The past is an alluring thing. Especially in the metal community, knowledge of those who came before you is deemed an integral part of being accepted into the community. As such, bands often find themselves reaching into the collective bag of tricks of yesteryears to find their inspiration or simply a riff or two when they’re stuck. Often, this works great. Specifically when dealing with the birth of metal in rock, there are plenty of bands who pay homage and do it well. Witchcraft comes to mind as do Pallbearer and The Samsara Blues Experiment.
However, as Valkyrie‘s latest effort shows, it’s not a flawless formula. You need to inject the true and tried methods with something of your own in order to make them really shine. Shadow is not a bad album but it is one that’s easy to forget; by playing the tropes of its parent-genre straight, it completely misses the chance to harp on our heartstrings, satisfying itself with an admittedly skillful execution of weathered ideas. In the end though, that’s just enough.

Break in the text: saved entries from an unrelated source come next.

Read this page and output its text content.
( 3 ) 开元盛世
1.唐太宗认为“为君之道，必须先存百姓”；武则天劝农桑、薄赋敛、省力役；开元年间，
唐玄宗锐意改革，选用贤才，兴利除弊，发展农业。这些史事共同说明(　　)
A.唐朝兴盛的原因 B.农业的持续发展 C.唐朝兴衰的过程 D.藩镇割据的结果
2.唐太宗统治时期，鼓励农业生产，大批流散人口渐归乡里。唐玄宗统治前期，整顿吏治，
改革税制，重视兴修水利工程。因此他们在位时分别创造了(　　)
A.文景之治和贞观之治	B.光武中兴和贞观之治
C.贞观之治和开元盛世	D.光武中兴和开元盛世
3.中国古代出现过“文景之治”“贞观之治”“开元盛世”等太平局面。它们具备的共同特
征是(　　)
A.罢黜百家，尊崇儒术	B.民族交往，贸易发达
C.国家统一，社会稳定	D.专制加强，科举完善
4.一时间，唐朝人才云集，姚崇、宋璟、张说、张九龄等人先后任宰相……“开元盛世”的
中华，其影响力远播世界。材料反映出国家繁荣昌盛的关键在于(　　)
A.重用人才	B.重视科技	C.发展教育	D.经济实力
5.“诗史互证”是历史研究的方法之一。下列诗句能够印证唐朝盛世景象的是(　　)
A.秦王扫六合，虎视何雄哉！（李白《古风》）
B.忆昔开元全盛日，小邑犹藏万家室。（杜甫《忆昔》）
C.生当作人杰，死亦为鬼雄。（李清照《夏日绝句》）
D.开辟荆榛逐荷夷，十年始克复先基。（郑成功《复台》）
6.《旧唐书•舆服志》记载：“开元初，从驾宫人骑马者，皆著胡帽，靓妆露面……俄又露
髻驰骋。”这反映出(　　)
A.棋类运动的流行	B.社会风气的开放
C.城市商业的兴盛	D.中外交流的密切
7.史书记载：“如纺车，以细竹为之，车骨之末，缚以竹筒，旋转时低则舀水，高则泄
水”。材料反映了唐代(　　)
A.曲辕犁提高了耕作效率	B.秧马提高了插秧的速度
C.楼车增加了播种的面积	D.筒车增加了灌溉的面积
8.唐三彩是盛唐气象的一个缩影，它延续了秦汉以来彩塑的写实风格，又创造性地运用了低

Sadly enough, the place where this is most obvious is in the beginning of the album. The first three tracks can be seen coming from a mile away: from the upbeat riffing of “Mountain Stomp”, through the complex yet tired solos of “Golden Age”, and finally up to the dominant kick drum of “Temple”, there isn’t a single choice here that catches one off guard. To reiterate: the execution itself if admirable. The guitar tone is exactly what was needed, the mix is prominent in the treble and yet the groove section can be clearly heard. The vocals are Black Sabbath (we couldn’t really not mention that name in this review) to the expected degree and are delivered well.
But nothing grabs the ear. Fortunately, once one manages to extricate himself from the intial quaqmire, this moment does have several saving moments. “Shadow of Reality”‘s opening riff is magnificent, throwing us right back to our childhood with its funky bass line. “Echoes (Of The Way We Lived)” is probably the best track on the album. Opening with a ponderous line, it quickly erupts into a fury of guitarwork that’s “misplaced” in the track structure and thus creates interest. The vocals here are also on point, more drawn out and dripping with honey than before. “Echoes” also has steam for its full run, never falling into filler material.
That’s perhaps the most bothersome thing about this album: it’s reliance on filler is felt and noticeable. Perhaps that is a better version of the point we visited above. This age-old bag of tricks is so full of shortcuts to be increasingly inviting. Instead of breaking your head on the guitar strings, there’s the solution, just waiting there for the grabbing. In the level of playing on this album and the way it sounds, its apparent that the band have put a lot of effort into it. It isn’t some half-assed, phoned in attempt. But it would have done Valkyrie more service to depart from the beaten path and seek something new, of their own, to inject into this vintage sound.